On Tuesday Russian Prime Minister Vladimir Putin launched the Nord Stream pipeline, which was designed to bring Russian natural gas to Germany through the bed of the Baltic Sea, avoiding shipments via Ukraine.
With the click of a computer mouse, Putin opened the valve to let the gas into the first Nord Stream pipeline at the Portovaya compressor station at the Russian-Finnish border. After gas fills the pipeline, Russia will start gas shipments in Europe. The first shipment will be ready by the beginning of October.

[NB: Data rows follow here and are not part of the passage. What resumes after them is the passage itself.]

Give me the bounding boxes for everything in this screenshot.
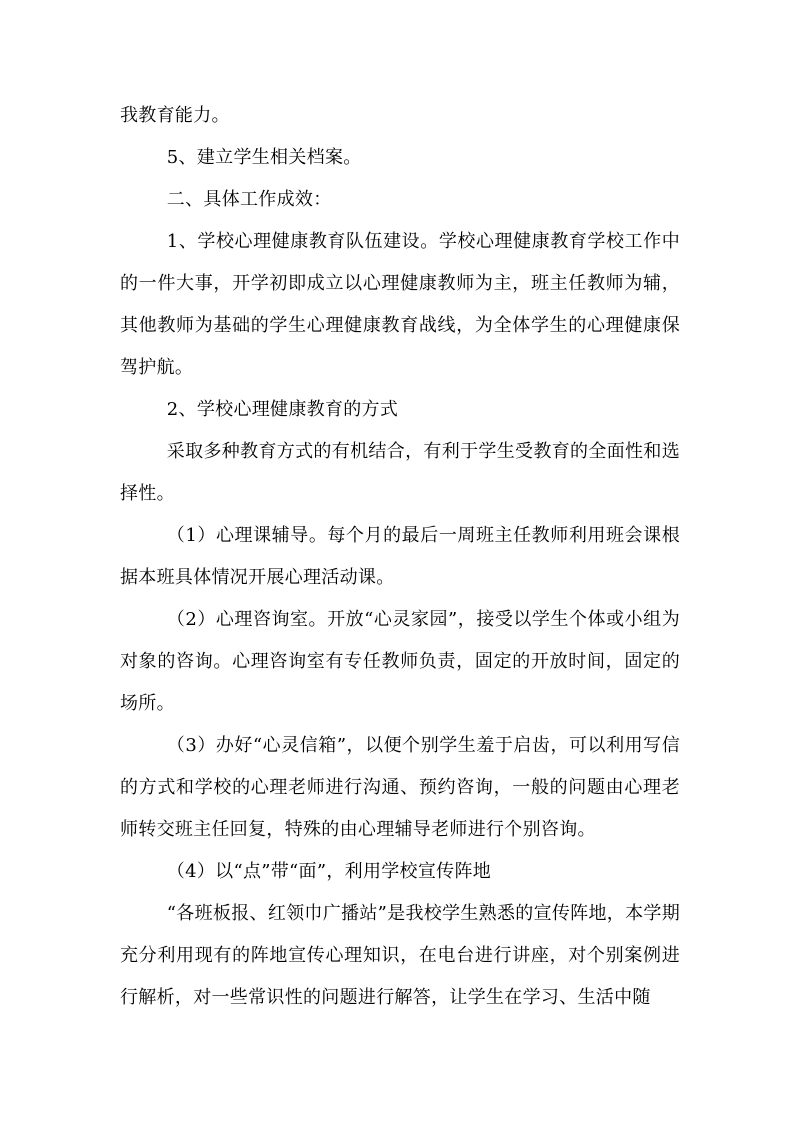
paragraph: （3）办好“心灵信箱”，以便个别学生羞于启齿，可以利用写信的方式和学校的心理老师进行沟通、预约咨询，一般的问题由心理老师转交班主任回复，特殊的由心理辅导老师进行个别咨询。	[120, 735, 680, 840]
paragraph: 1、学校心理健康教育队伍建设。学校心理健康教育学校工作中的一件大事，开学初即成立以心理健康教师为主，班主任教师为辅，其他教师为基础的学生心理健康教育战线，为全体学生的心理健康保驾护航。	[120, 231, 680, 378]
section-heading: 二、具体工作成效：	[166, 189, 332, 210]
paragraph: （4）以“点”带“面”，利用学校宣传阵地	[166, 861, 492, 882]
paragraph: （1）心理课辅导。每个月的最后一周班主任教师利用班会课根据本班具体情况开展心理活动课。	[120, 525, 680, 588]
document-body	[120, 95, 680, 1019]
paragraph: （2）心理咨询室。开放“心灵家园”，接受以学生个体或小组为对象的咨询。心理咨询室有专任教师负责，固定的开放时间，固定的场所。	[120, 609, 680, 714]
paragraph: 2、学校心理健康教育的方式	[166, 399, 399, 420]
paragraph: 采取多种教育方式的有机结合，有利于学生受教育的全面性和选择性。	[120, 441, 680, 504]
paragraph: 5、建立学生相关档案。	[166, 147, 362, 168]
paragraph: “各班板报、红领巾广播站”是我校学生熟悉的宣传阵地，本学期充分利用现有的阵地宣传心理知识，在电台进行讲座，对个别案例进行解析，对一些常识性的问题进行解答，让学生在学习、生活中随	[120, 903, 680, 1008]
paragraph: 我教育能力。	[120, 105, 230, 126]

The $11 billion Nord Stream project, owned 51 percent by Russia's Gazprom gas export monopoly and 15.5 percent each by Germany's E.ON Ruhrgas and BASF-Wintershall, includes two roughly parallel pipelines with an overall annual capacity of 55 billion cubic meters.
The second pipeline, which will bypass Ukraine, Belarus, Poland and other transit countries, is expected to be finished by 2012. That means that Ukraine will finally lose its exclusive status as a transit country for Russian gas to Europe.
However, energy experts point out at fact that, even despite the opening of new transport routes, Ukraine will continue to play a pivotal role for the Russian gas exports in years to come.
"Ukraine loses the temptation to beneit from its transit position, so, I hope, our relations will become more civilized", Putin told journalists.